Now use the multiprocessing
ThreadPool
to map the inputs
to the download_url
operate. Right here we use the imap_unordered
technique of ThreadPool
and go it the download_url
operate and enter arguments to download_url
(the inputs
variable). The imap_unordered
technique will run download_url
concurrently for the variety of specified threads (i.e. parallel obtain).
Thus, if now we have 4 recordsdata and 4 threads all recordsdata will be downloaded on the identical time as an alternative of ready for one obtain to complete earlier than the following begins. This will save a substantial quantity of processing time.
Within the closing a part of the download_parallel
operate the downloaded URLs and the time required to obtain every URL are printed.

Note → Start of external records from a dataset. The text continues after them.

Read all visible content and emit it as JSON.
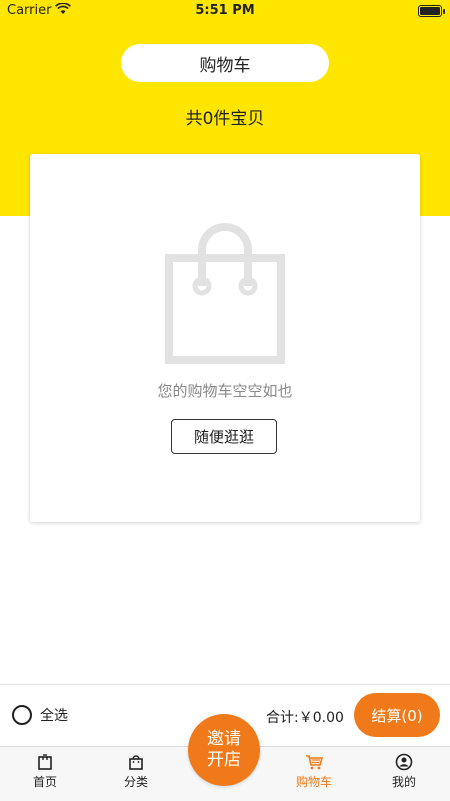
{
  "status_bar": {
    "carrier": "Carrier",
    "time": "5:51 PM"
  },
  "header": {
    "title": "购物车",
    "count_text": "共0件宝贝"
  },
  "empty_state": {
    "message": "您的购物车空空如也",
    "browse_label": "随便逛逛"
  },
  "bottom_bar": {
    "select_all_label": "全选",
    "total_label": "合计:￥0.00",
    "checkout_label": "结算(0)"
  },
  "tab_bar": {
    "tabs": [
      {
        "label": "首页",
        "icon": "home-bag-icon"
      },
      {
        "label": "分类",
        "icon": "category-bag-icon"
      },
      {
        "label": "购物车",
        "icon": "cart-icon"
      },
      {
        "label": "我的",
        "icon": "user-icon"
      }
    ],
    "invite_line1": "邀请",
    "invite_line2": "开店"
  },
  "colors": {
    "header_yellow": "#FFE600",
    "accent_orange": "#F07A1A"
  }
}
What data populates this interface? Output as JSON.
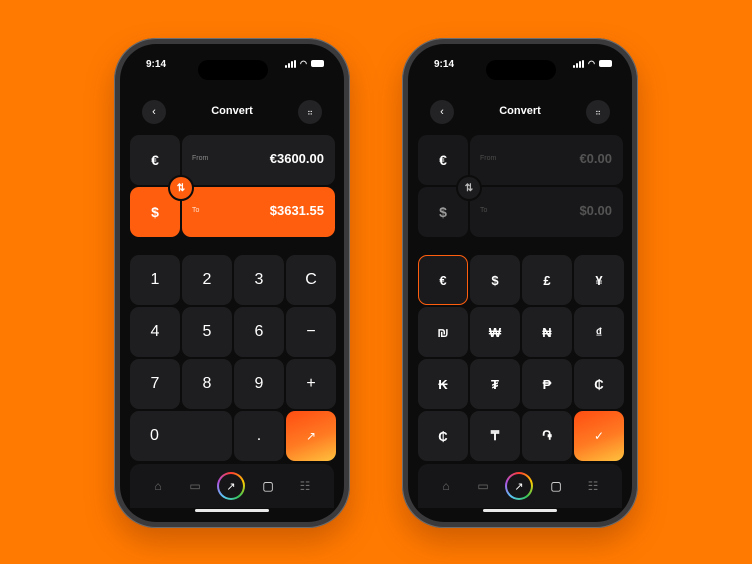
{
  "left_phone": {
    "status": {
      "time": "9:14"
    },
    "nav": {
      "back_icon": "chevron-left-icon",
      "title": "Convert",
      "menu_icon": "grid-dots-icon"
    },
    "from": {
      "currency": "€",
      "label": "From",
      "amount": "€3600.00"
    },
    "to": {
      "currency": "$",
      "label": "To",
      "amount": "$3631.55"
    },
    "swap_icon": "swap-vertical-icon",
    "keypad": [
      "1",
      "2",
      "3",
      "C",
      "4",
      "5",
      "6",
      "−",
      "7",
      "8",
      "9",
      "+",
      "0",
      "."
    ],
    "go_icon": "arrow-up-right-icon"
  },
  "right_phone": {
    "status": {
      "time": "9:14"
    },
    "nav": {
      "back_icon": "chevron-left-icon",
      "title": "Convert",
      "menu_icon": "grid-dots-icon"
    },
    "from": {
      "currency": "€",
      "label": "From",
      "amount": "€0.00"
    },
    "to": {
      "currency": "$",
      "label": "To",
      "amount": "$0.00"
    },
    "swap_icon": "swap-vertical-icon",
    "currencies": [
      "€",
      "$",
      "£",
      "¥",
      "₪",
      "₩",
      "₦",
      "₫",
      "₭",
      "₮",
      "₱",
      "₵",
      "₵",
      "₸",
      "֏"
    ],
    "selected_currency": "€",
    "confirm_icon": "check-icon"
  },
  "tabbar": {
    "items": [
      "home-icon",
      "card-icon",
      "arrow-up-right-icon",
      "square-icon",
      "sliders-icon"
    ]
  },
  "colors": {
    "background": "#ff7a00",
    "accent": "#ff5e0e",
    "screen": "#0c0c0c",
    "key": "#1e1e20"
  }
}
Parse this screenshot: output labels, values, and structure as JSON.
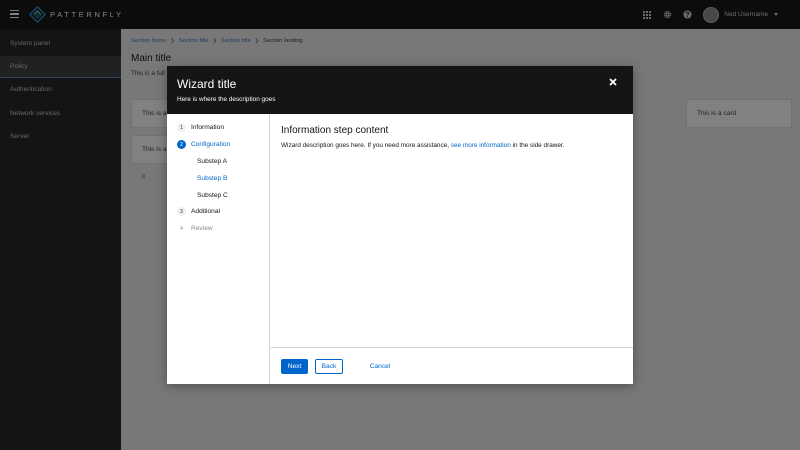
{
  "masthead": {
    "brand": "PATTERNFLY",
    "user_name": "Ned Username"
  },
  "sidebar": {
    "items": [
      {
        "label": "System panel"
      },
      {
        "label": "Policy"
      },
      {
        "label": "Authentication"
      },
      {
        "label": "Network services"
      },
      {
        "label": "Server"
      }
    ]
  },
  "page": {
    "breadcrumb": {
      "links": [
        "Section home",
        "Section title",
        "Section title"
      ],
      "current": "Section landing"
    },
    "title": "Main title",
    "description": "This is a full",
    "cards": [
      "This is a c",
      "This is a c",
      "This is a card"
    ]
  },
  "wizard": {
    "title": "Wizard title",
    "description": "Here is where the description goes",
    "steps": [
      {
        "number": "1",
        "label": "Information"
      },
      {
        "number": "2",
        "label": "Configuration"
      },
      {
        "label": "Substep A"
      },
      {
        "label": "Substep B"
      },
      {
        "label": "Substep C"
      },
      {
        "number": "3",
        "label": "Additional"
      },
      {
        "number": "4",
        "label": "Review"
      }
    ],
    "content": {
      "title": "Information step content",
      "text_before": "Wizard description goes here. If you need more assistance, ",
      "link": "see more information",
      "text_after": " in the side drawer."
    },
    "buttons": {
      "next": "Next",
      "back": "Back",
      "cancel": "Cancel"
    }
  },
  "colors": {
    "primary": "#0066cc",
    "masthead": "#151515",
    "sidebar": "#212427"
  }
}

def download_parallel(args):
cpus = cpu_count()
outcomes = ThreadPool(cpus - 1).imap_unordered(download_url, args)
for end in outcomes:
print('url:', consequence[0], 'time (s):', consequence[1])
As soon as the inputs
and download_parallel
are outlined, the recordsdata will be downloaded in parallel with a single line of code.
download_parallel(inputs)
Output:
url: https://www.northwestknowledge.web/metdata/knowledge/pr_1980.nc time (s): 14.641696214675903
url: https://www.northwestknowledge.web/metdata/knowledge/pr_1981.nc time (s): 14.789752960205078
url: https://www.northwestknowledge.web/metdata/knowledge/pr_1979.nc time (s): 15.052601337432861
url: https://www.northwestknowledge.web/metdata/knowledge/pr_1982.nc time (s): 23.287317752838135
Whole time: 23.32273244857788
Discover that it took longer to obtain every particular person file with the strategy. This can be a results of altering community velocity, or overhead required to map the downloads to their respective threads. Although the person recordsdata took longer to obtain, the parallel technique resulted in a 50% lower in whole obtain time.

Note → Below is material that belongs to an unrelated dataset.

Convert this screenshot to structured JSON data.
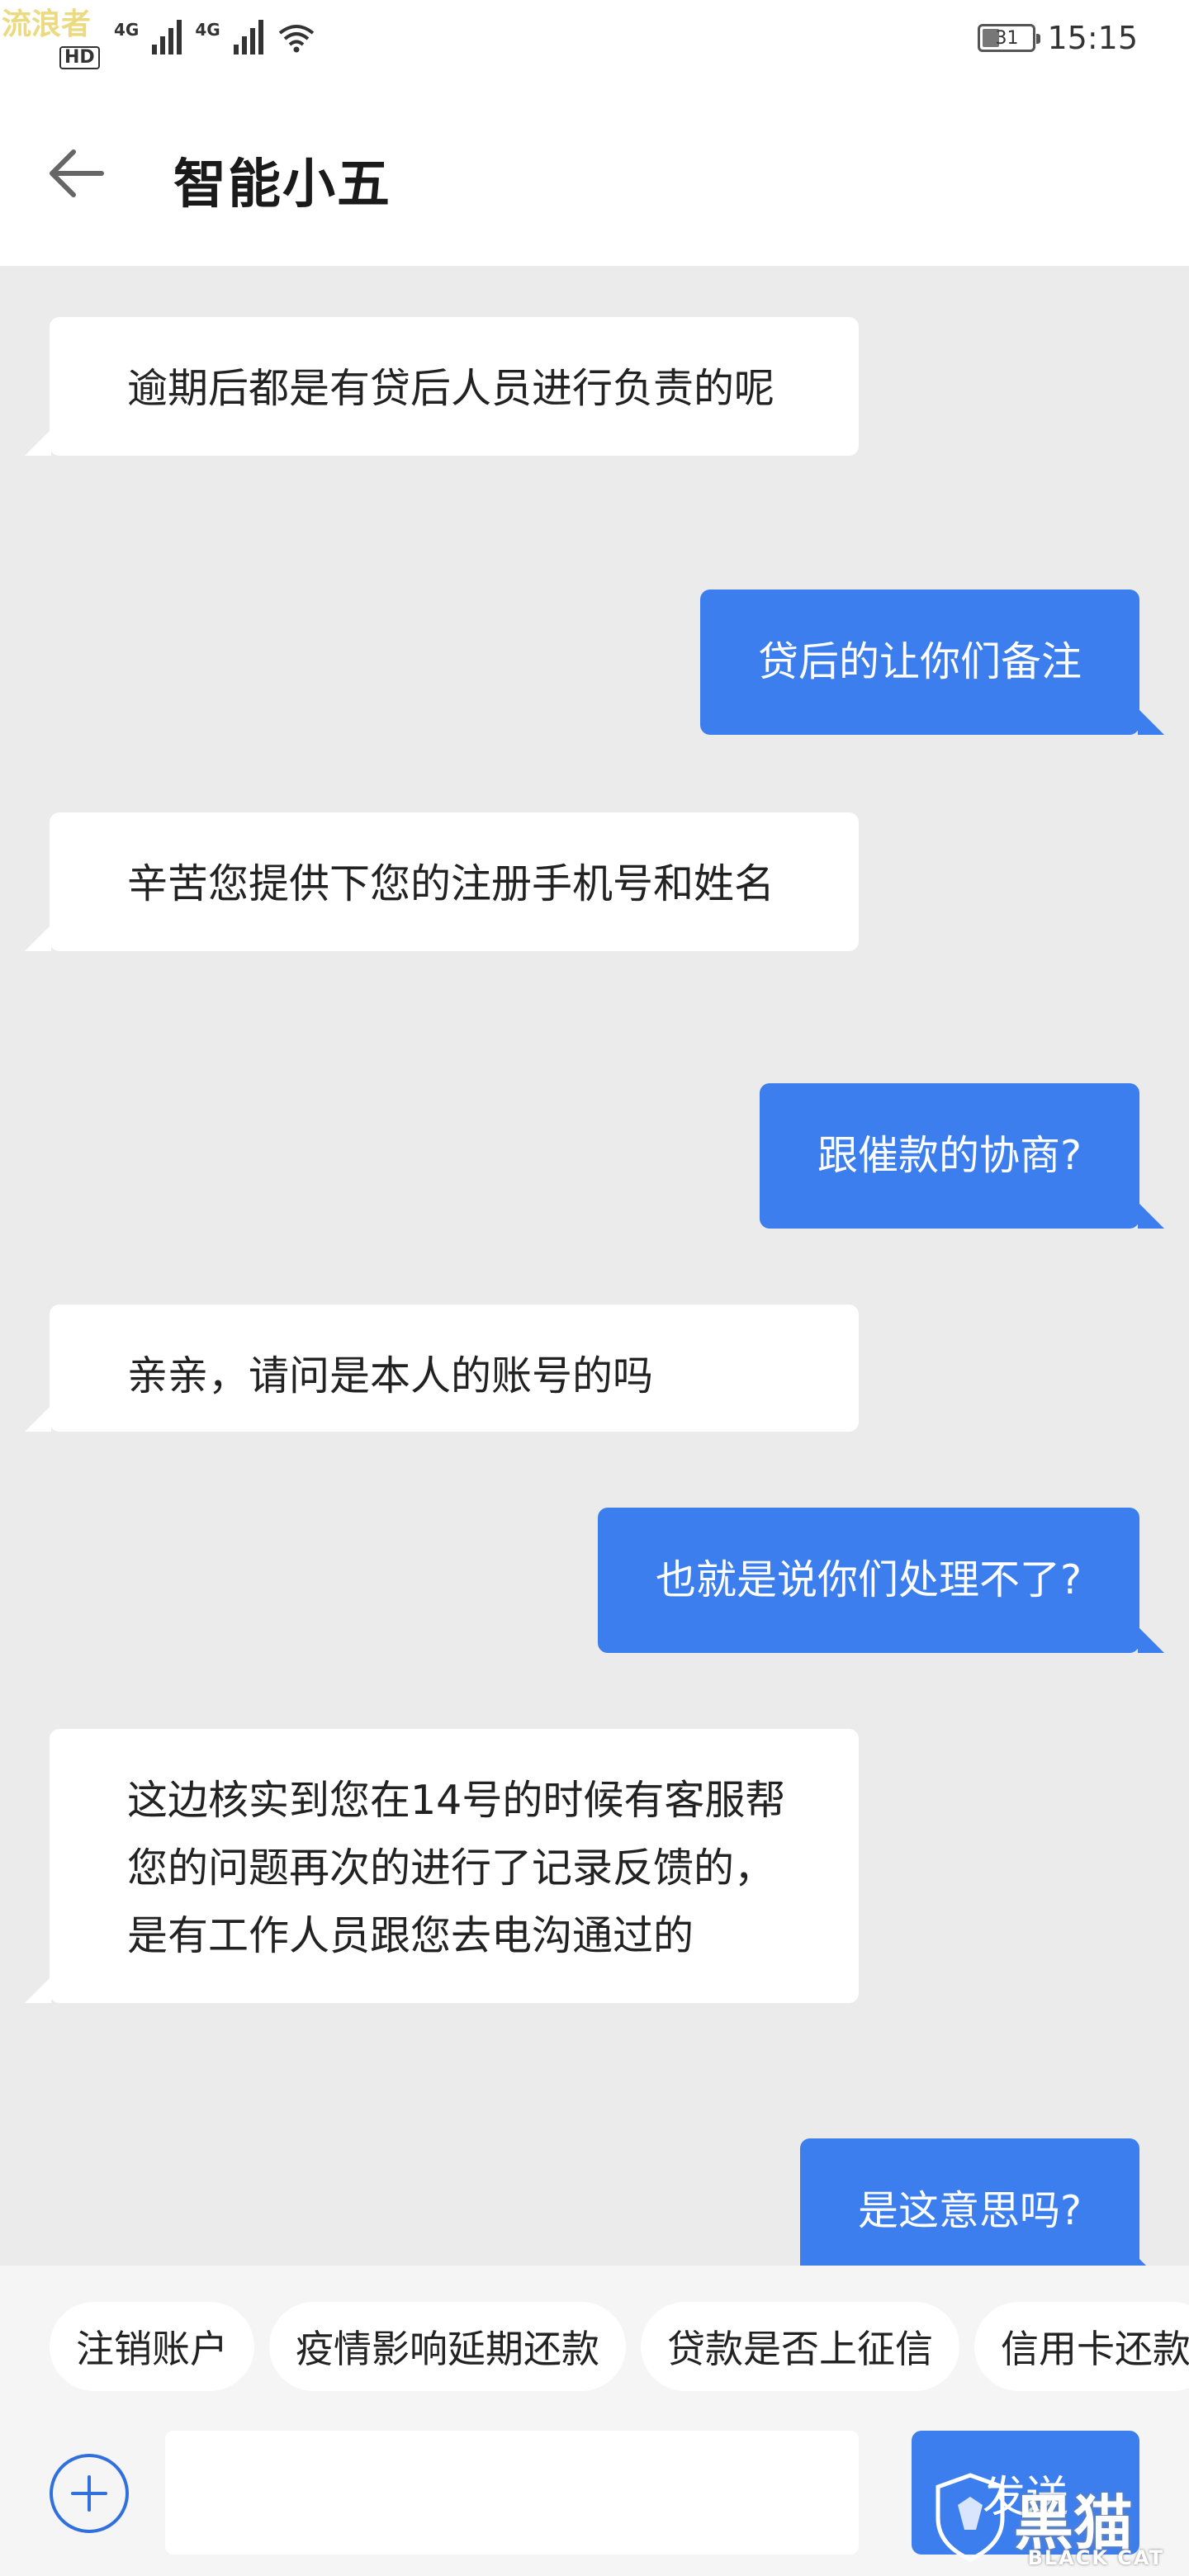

You possibly can see how parallel processing can vastly cut back processing time for a number of recordsdata. Because the variety of recordsdata will increase, you’ll save rather more time through the use of a parallel obtain strategy.
Automating file downloads in your improvement and evaluation routines can prevent plenty of time. As demonstrated by this tutorial implementing a parallel obtain routine can vastly lower file acquisition time in case you require many recordsdata or massive recordsdata.